Throughout the implementation of LSAs, whether at the international, national, or state/provincial levels, a number of conceptual, technical, and pragmatic issues became the subject of intense debate, discussion, and research. One of the main concerns during the Pilot Twelve Country Assessment was test translation. Over the years, a number of concerns related to validity and reliability of results arose. These included, for instance, opportunity to learn, test accommodations, and bias. Other issues were related to student and item sampling, test equating, standard setting, communication of results, and security of tests items. A great deal of scientific literature on these topics allowed researchers and practitioners to solve many of the problems and concerns involved in designing and implementing LSAs.

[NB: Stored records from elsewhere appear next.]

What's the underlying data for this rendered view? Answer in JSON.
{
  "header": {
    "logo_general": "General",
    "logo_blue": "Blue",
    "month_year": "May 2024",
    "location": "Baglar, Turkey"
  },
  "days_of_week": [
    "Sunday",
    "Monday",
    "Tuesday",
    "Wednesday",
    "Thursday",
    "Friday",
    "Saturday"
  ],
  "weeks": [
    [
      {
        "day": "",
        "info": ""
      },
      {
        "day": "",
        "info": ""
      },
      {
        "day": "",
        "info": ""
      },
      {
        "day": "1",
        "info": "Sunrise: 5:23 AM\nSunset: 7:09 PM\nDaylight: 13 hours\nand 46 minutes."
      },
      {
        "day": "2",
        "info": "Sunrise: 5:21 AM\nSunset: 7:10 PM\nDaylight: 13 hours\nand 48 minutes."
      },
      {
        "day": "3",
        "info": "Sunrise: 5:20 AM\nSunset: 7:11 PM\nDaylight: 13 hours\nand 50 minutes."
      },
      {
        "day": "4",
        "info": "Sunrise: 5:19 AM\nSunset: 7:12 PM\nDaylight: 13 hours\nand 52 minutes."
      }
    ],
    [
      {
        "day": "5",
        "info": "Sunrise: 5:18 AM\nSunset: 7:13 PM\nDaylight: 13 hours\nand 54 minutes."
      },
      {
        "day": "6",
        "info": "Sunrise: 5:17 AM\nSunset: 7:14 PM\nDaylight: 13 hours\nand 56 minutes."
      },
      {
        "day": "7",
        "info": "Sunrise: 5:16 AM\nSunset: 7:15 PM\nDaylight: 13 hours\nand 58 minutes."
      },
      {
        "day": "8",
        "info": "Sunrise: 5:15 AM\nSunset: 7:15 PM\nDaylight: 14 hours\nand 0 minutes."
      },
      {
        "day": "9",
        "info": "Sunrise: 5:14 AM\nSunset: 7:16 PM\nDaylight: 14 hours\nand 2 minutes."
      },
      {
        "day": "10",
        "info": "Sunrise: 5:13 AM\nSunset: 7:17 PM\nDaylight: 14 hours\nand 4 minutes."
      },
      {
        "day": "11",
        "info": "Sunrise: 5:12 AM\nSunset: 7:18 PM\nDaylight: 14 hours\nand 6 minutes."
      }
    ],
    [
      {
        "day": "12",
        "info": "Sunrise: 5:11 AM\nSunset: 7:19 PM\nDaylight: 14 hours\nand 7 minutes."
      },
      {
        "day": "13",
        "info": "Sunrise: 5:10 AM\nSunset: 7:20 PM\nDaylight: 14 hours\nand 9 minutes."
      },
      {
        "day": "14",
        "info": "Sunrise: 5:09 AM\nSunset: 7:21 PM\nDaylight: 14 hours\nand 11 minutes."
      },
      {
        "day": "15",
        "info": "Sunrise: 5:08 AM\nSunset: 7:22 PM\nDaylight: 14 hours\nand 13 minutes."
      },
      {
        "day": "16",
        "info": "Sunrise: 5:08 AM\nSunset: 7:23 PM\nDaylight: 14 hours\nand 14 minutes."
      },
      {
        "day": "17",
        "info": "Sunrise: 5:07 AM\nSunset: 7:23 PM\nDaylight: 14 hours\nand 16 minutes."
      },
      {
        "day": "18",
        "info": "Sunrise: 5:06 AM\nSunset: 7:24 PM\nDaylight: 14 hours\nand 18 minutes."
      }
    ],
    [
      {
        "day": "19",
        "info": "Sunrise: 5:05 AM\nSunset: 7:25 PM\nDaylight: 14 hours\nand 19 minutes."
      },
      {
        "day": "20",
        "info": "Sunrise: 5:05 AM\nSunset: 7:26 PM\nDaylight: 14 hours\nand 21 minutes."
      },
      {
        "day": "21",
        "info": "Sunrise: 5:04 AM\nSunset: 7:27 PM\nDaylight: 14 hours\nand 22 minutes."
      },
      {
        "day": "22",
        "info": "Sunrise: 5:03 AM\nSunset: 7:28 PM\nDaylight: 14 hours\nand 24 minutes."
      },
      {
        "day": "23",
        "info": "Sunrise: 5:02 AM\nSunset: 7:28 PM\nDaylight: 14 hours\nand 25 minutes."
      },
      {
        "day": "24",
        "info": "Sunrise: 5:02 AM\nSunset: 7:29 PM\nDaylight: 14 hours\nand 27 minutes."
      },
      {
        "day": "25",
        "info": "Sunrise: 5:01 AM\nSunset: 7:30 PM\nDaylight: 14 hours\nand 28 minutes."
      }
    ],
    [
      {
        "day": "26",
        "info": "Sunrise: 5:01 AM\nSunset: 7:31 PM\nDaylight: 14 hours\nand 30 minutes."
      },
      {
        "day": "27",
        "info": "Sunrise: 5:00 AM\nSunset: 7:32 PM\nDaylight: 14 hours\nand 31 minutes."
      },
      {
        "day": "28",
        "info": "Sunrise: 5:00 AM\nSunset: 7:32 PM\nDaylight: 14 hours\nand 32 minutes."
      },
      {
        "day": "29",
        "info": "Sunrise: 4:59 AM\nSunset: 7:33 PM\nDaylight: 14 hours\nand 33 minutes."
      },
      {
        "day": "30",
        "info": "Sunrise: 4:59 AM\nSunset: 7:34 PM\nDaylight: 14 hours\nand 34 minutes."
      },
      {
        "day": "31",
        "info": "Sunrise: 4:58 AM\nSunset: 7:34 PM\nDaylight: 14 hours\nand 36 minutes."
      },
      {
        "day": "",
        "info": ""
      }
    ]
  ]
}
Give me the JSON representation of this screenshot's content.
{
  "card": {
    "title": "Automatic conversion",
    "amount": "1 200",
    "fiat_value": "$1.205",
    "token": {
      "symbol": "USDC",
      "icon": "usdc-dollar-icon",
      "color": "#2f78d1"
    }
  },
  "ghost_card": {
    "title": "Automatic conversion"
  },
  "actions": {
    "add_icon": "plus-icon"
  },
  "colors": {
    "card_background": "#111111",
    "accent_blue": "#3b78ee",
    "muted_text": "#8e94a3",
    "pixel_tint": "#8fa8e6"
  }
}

Interestingly, in speculating about the future of LSAs, Bennett (1997, p. 3) claimed that despite major advancement in that field over the years, in practice, they had still undergone very little change:

Although there has been much recent intellectual ferment and experimentation in educational assessment, the practice of large-scale testing is much the same today as it was twenty years ago. Most large-scale tests still serve only institutional purposes, are administered to big groups in single sittings on a few dates per year, make little use of new technology, and are premised on a psychological model that probably owes more to the behaviorism of the first half of this century than to the cognitive science of the current half.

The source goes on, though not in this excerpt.